NEW YORK (GenomeWeb) – An international team of researchers has tracked down the genetic source of an autoinflammatory disease afflicting a Belgian family.
A dozen members of the family, spanning three generations, have what the researchers have dubbed pyrin-associated autoinflammation with neutrophilic dermatosis, or PAAND, which is a dominantly inherited disease. They suffer from severe skin lesions, fever, pain, and fatigue, among other symptoms.
The research team led by KU Leuven's Adrian Liston and Carine Wouters carried out genome-wide linkage analysis on 20 family members and performed exome sequencing on two trios from pedigree, as they reported today in Science Translational Medicine. From this, they homed in on a substitution in the MEFV gene, which encodes the pyrin protein. Additional functional studies indicated that the mutation triggers inflammasome activation as well as the production of IL-1β.
"The PAAND mutation causes the body to respond as if there is a bacterial skin infection," first author Seth Masters, a professor at the Walter and Elisa Hall Institute of Medical Research in Australia, said in a statement. "This leads to the skin making the inflammatory protein interleukin‐1β, which causes skin lesions, fevers, and pain."
The researchers performed whole-genome genotyping on 20 members of the Flemish family, including 12 affected and eight healthy people, and identified a region of chromosome 16 with a genome-wide significant LOD score. After then sequencing the whole exomes of two trios from the lineage, the researchers sifted through the more than 8,700 variants within that linkage region to uncover a synonymous variant in RPL3L and a missense mutation in MEFV.
The missense mutation in MEFV, they noted, segregated with disease. The mutation, a C-to-G substitution in exon 2 of MEFV, leads to a serine-to- arginine substitution at position 242 in the pyrin protein.

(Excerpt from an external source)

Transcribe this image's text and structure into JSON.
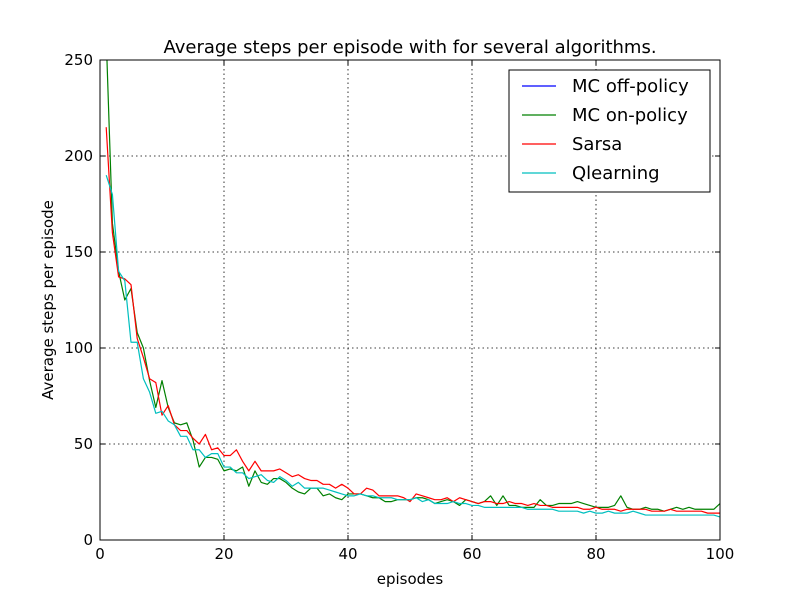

Recessive mutations in MEFV cause familial Mediterranean fever (FMF), an autoinflammatory disease marked by fever and the inflammation of serous membranes, such as those of the heart, brain, or testicles, but the researchers argued that PAAND and FMF are distinct diseases. The PAAND mutation in MEFV falls outside the region typically associated with FMF, and the PAAND symptoms differ from those of FMF, they noted.
By searching through a number of genetic and hereditary autoinflammatory disease database, Masters and his colleagues uncovered a handful of other people with the pyrin S242R mutation, including a family in the UK, that had largely similar symptoms as the Belgian family.
Through functional studies, the researchers found that this mutation disrupts pyrin regulation to cause disease. In particular, they reported that the S242R mutation leads to increased ASC speck formation, which is a marker of inflammasome activation — something that nearby heterozygous variants linked to Sweet syndrome and variants linked to FMF don't cause. The variant further leads to caspase-1 activation and increased production of the p20 subunit that is then incorporated into the inflammasome speck.
At the same time, the mutation leads to the loss of the 14-3-3 binding motif and the loss of S242 phosphorylation, leading to increased IL-1β production.
This, the researchers noted, mimics the effects of pathogen sensing and tricks the body into thinking it is under attack.
It also suggests a possible treatment. One patient in the UK was treated with anakinra, a rheumatoid arthritis drug that targets IL-1, after failing corticosteroid and methotrexate treatment, and has since had her clinical symptoms resolve.
The researchers are now pursuing a large trial among the Flemish patients.